Where is the Jewish uproar when the Israeli soldiers run roughshod on the Palestinians?
This notwithstanding the Jewish experience of the holocaust.
And where is the collective Christian outrage when Jews are subject to murderous right-wing bigotry? This even with Christianity’s claims on deep biblical roots of human rights ideals.
Thus, none of these faith traditions by themselves can serve as a benchmark to measure our individual and collective commitment to the protection of human rights. There is no denying that we all have our extremists and terrorists.
As one famous Arab poet said,” They all err—Muslims, Jews, Christians, and Zoroastrians.”
I would argue that we, as individuals, are also guilty of crimes against humanity when we are silent while observing violence in the name of religion. There is a significant risk of ignoring human rights violations. If we do not speak up and act when we see others victimized, who will speak up when we are the victims. While today others lose their human rights, tomorrow it maybe you and me who lose our human rights. The same Han Chinese who happily consign the Uighurs to gulag camps have been stereotyped in the West as ‘yellow peril’ and have been unfairly accused of manufacturing the global scourge of the COVID-19.

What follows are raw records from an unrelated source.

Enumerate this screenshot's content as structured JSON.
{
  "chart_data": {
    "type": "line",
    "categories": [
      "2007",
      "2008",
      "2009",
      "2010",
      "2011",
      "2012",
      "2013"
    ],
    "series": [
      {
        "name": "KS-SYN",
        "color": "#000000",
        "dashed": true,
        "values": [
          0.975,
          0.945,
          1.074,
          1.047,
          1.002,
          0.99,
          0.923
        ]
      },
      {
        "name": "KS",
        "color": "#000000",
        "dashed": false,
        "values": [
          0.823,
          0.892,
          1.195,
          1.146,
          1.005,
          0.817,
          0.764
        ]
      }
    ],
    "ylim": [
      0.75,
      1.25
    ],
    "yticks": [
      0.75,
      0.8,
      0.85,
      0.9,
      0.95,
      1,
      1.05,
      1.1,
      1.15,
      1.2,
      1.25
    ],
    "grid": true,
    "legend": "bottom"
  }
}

Today, persecution of minorities– legitimized through nationalistic, religious, or other majoritarian privileges– pervade our global cultures like a pandemic. Humanity is in a state of stupor and feels incapable of controlling its destiny. While scientific and technological progress has made our lives better, but they have not made us better human beings. We appear to lack the will to protect those who are victims of persecution. As a result, I fear that our current and future generations run the risk of annihilation due to intolerance, wars leading to cascades of emigration, refugees and xenophobia, and starvation, and pestilence.
Human rights have become a cliché. Matters of personal, national, and international ethics and morality are increasingly becoming irrelevant. Nations are inclined to disobey their laws and shrug off international law as extraneous to their populist-nationalist projects.

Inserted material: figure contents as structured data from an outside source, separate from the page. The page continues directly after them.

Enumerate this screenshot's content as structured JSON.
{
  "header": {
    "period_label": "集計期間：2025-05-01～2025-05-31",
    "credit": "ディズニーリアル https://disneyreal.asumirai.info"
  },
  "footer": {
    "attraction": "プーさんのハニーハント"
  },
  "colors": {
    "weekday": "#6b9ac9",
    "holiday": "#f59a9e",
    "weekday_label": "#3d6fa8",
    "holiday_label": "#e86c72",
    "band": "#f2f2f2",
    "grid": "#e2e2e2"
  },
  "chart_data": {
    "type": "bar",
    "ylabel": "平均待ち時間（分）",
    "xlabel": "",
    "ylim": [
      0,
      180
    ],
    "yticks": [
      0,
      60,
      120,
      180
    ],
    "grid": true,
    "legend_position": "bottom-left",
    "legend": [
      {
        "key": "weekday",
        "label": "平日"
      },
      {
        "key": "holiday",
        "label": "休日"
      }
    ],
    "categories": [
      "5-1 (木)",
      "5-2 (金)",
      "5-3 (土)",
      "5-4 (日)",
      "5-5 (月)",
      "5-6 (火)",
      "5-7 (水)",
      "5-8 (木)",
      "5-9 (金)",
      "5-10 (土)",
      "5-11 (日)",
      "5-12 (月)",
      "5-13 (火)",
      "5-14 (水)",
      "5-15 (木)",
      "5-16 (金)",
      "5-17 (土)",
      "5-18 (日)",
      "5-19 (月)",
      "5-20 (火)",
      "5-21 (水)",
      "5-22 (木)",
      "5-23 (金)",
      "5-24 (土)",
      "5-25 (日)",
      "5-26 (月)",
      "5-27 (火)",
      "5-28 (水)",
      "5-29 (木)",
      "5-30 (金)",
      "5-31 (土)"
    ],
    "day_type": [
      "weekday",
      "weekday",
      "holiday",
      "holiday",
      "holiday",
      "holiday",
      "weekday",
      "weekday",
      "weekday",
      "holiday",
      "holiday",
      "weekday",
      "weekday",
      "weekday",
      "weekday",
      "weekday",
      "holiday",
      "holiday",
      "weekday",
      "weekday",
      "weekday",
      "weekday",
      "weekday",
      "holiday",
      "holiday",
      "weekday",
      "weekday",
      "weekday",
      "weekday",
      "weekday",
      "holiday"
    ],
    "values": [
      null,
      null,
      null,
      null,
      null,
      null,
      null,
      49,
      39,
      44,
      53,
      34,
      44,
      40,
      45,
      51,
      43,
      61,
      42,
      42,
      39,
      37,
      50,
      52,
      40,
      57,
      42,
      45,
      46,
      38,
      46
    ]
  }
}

Let us not blame it all on populist nationalist leaders. They will do what all the populist nationalists do: create phantoms, stir up people’s fears, and use ‘others’ as political piñata to grab or stay in power. Why doesn’t every nation and every faith produce leaders like Jacinda Ardern, who made Kiwis proud and earned them global respect? We can learn from the Arderns of our times and begin with a self- criticism of our individual and collective thoughts or national records on human rights.
Is that too much to ask?
We need to stand up not only for our rights or for our faith but also for the rights and the faiths of others. We all, women and men, young and old– can and must act in our own daily lives, to defend the rights that protect us all and thus promote the common humanity of all human beings. Each one of us can make a difference by speaking up for those who are oppressed and silenced because of their religion, gender, race, or political persuasion.
Now more than ever, there is a desperate need for those who attend churches, mosques, synagogues, and temples to realize that when people of one religious, ethnic, or racial minority are victimized, we all are victimized. There is a dire need for all of us to foster pragmatic and practical humanitarianism. Maybe we have to rebuild our human family, one child, one person at a time. But rebuild we must. This is no longer an option; it is a civilizational imperative.
Tariq A. Shah is a citizen writer and lives in Rochester Hills. The opinions are authors and do not represent the policies of the organization he works for.